God is not being unreasonable in giving this call. There’s currently a debate within universities following the lecturers striking: how can students be expected to learn if their tutors are not there, and should universities therefore provide a refund for the lectures and tutorials missed? It’s not a debate I wish to wade in on but it’s in stark contrast to God’s generosity. God is not unreasonable. He has shown us how to live this life in our Lord Jesus Christ, who was tempted in every way as we are yet He did not sin. God has taught us in His saints the capacity that human nature has for goodness and repentance. God has not only taught us in His mercy and compassion, but He has also fed us. That which Danielle receives today is not just an instruction - Be perfect - she also receives grace so as to do it, indeed she receives all the grace she needs in this Sacrament of Baptism. The Lord is compassion and love, as we said in the Psalm earlier.
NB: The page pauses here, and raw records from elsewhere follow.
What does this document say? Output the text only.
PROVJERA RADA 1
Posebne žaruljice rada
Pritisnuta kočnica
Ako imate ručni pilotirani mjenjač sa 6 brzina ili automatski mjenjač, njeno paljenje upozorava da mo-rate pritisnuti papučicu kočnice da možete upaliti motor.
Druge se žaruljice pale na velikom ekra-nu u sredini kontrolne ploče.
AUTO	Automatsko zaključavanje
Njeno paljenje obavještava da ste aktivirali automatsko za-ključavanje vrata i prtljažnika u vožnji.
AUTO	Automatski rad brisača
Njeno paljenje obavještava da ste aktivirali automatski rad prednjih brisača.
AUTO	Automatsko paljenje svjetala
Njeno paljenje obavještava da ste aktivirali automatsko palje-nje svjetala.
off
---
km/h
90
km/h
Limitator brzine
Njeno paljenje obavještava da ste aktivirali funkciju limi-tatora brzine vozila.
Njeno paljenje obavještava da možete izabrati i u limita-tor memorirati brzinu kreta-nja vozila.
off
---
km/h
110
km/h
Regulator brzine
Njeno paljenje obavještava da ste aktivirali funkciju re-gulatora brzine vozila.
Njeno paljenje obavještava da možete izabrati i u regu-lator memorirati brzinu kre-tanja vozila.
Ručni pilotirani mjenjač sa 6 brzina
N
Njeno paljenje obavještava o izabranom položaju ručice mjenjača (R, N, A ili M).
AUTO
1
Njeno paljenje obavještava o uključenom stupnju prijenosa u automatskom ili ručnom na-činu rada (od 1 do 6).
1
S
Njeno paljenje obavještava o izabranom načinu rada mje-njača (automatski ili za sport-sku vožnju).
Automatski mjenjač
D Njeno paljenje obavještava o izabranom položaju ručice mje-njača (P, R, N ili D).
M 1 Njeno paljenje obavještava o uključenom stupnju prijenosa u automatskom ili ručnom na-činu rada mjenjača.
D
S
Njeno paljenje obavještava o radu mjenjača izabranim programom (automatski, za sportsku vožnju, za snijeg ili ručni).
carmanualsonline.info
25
Because sin then takes an increasing hold in our life, we need to keep coming to the altar to top up, if you like, on grace, God’s gift to us His people. One of the ladders of this call to perfection is humility. Part of that humility will be to recognise we need to ask for help from others sometime, as I was trying to say in my email to the parish a couple of weeks ago. If you didn’t get that email from me, do make sure the parish has up-to-date contact details by writing them on a piece of paper and give them to me or someone else who will looks like they’ll know what to do with them! Part of that humility we need will be to receive grace from God during rough times rather than just soldiering on in our own strength. Sometimes being humble will relate to the way we receive that grace, meaning we’ll be content with receiving grace in the way the Church decides rather than in a way we have concocted ourselves. Humility will some times mean taking the insults hurled at us by others after the example of our Blessed Lord and so many of the saints, among them St Benedict who felt so much resentment from those whose lives he was trying to make holier.
Be perfect, my friends, and don’t be content with simply being better than mass-murderers and those we find it so easy to condemn on the front pages of our newspapers. Don’t be simply better than them. But be the best God has called us to be; be perfect. Amen.